A cette apparente contradiction notre auteur répond qu’à force de laisser un enfant libre d’apprendre que ce qui lui fait plaisir, il aura de plus en plus de peine à faire des efforts devant les matières jugées déplaisantes. Le philosophe Sénèque l’a ainsi dit : Ce n’est pas parce que les choses sont difficiles que nous n’osons pas, c’est parce que nous n’osons pas qu’elles sont difficiles. Le devoir de l’éducateur comme de l’enseignant est d’accompagner l’enfant dans ces apprentissages difficiles pour l’aider à surmonter la difficulté. Les victoires sur l’adversité procurent par ailleurs une joie plus intense que celles obtenues facilement.  Dans cette conversation autour des libertés à accorder pour favoriser l’autonomie et les contraintes à poser pour surmonter les écueils de la vie, il est fait référence aux illustres pédagogues du XX iéme siècle comme Montessori, Freinet et leur inspirateur et mentor Freud. A cette époque un enfant était vu comme un objet au service de l’adulte et de l’Etat. Il devait surtout apprendre à obéir aux dictats des autres. Il n’était pas question, ni de besoins ni de désirs. Il était donc impératif de libérer l’enfant des servitudes et exiger son respect inconditionnel. Dans les années 50, le pédiatre, Terry Brazelton a participé à un documentaire devenu célèbre Le bébé est une personne permettant enfin de reconnaître que le bébé n’était pas qu’un tube digestif, mais habité par des émotions et des sensations, révolutionnant ainsi le lien avec lui. Une expression de ce changement de nature fut l’injonction faite aux mères par les pédiatres de passer d’un allaitement à heure fixe à la demande, préfigurant une forme de renversement de rôle entre enfant et parent !

Dans notre époque libertaire où les contraintes idéologiques, religieux et étatiques ont été remplacées par une responsabilité personnelle et individuelle, il est urgent d’apprendre selon la formule d’Albert Camus « Un homme ça s’empêche ».  C’est un apprentissage long et douloureux qui ne peut se faire que dans le lien à l’autre et au réel.

Le rôle de l’adulte est indispensable pour civiliser les pulsions de l’enfant. Eduquer c’est penser, c’est mettre de la réflexion là où il n’y a que de l’action. S’accommoder au réel est donc un acte de pensée alors que l’émotion est soumise à la pulsion, donc plus difficile à maîtriser. Le travail avec les adolescents jouisseurs de plaisirs immédiats est de prendre conscience que cette forme de plaisir les maintient dans un ici et maintenant, sans futur et toujours à la merci des aléas du réel. Elaborer un projet de vie c’est apprendre à construire pour le futur quelque chose qui dépendra que de nous. Comme l’écrit Didier Pleux « il va découvrir ce qu’est une jouissance décidée par lui-même et non consommée » p.84. Le plaisir immédiat ne construit rien, il n’est que de la pure consommation.

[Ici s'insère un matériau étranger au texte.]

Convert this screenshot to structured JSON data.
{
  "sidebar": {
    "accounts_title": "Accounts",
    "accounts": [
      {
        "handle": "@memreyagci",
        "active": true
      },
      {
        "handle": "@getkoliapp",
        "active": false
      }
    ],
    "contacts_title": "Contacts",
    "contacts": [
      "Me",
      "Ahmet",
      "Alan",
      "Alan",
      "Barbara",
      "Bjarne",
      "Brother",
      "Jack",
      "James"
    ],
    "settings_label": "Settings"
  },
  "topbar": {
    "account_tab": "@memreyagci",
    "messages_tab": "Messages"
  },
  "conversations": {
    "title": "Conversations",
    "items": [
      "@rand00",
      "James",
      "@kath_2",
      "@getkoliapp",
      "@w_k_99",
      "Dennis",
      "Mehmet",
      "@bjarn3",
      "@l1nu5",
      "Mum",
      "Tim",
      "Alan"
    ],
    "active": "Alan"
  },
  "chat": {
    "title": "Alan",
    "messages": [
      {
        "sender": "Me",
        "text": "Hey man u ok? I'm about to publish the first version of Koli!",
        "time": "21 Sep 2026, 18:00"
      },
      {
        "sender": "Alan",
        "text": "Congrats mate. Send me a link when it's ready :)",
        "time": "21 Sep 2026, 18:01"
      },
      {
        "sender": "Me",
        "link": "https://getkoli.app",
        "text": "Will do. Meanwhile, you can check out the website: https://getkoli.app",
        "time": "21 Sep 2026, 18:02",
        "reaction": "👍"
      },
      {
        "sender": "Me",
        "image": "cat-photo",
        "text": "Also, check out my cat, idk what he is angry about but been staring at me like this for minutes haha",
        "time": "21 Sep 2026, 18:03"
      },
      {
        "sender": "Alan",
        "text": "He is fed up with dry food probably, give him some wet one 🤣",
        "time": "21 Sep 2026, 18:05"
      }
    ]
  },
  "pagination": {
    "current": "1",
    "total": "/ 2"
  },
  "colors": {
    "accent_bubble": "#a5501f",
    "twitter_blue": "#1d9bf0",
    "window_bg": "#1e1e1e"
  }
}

L’équilibrage entre principe de plaisir et principe de réalité est aussi à l’œuvre au sein du couple. Notre auteur nomme les « attentes irrationnelles » dans le couple,  celles qui dictent à l’autre comment il doit être et comment il faut qu’il se conduise envers moi. Ces injonctions absolutistes ne correspondent pas à la réalité de l’autre. Cette manière de voir rejoint les propos d’Yvon Dallaire que nous avons eu la chance d’interviewer pour la Gazette sur le bonheur (numéro 25 décembre 2014). Il nous parle des jeux de pouvoir dans la relation et comment les couples malheureux sont ceux qui ne parviennent pas à les dépasser, trop focalisés qu’ils sont sur avoir raison des problèmes insolubles : « ils se disputent indéfiniment pour savoir qui a raison et qui a tort ». Ce besoin d’avoir raison peut être vu comme un plaisir qui fait perdre de vue la réalité de chacun. Pour sortir de ce piège où tombe beaucoup de couple il est impératif de renoncer à l’idéalisation de l’autre pour accepter le réel du couple. Il n’est pas question de résignation ni de soumission, mais de dialogue. « Accepter la réalité, c’est observer, voir et tenter de la modifier par la parole partagée » p.178.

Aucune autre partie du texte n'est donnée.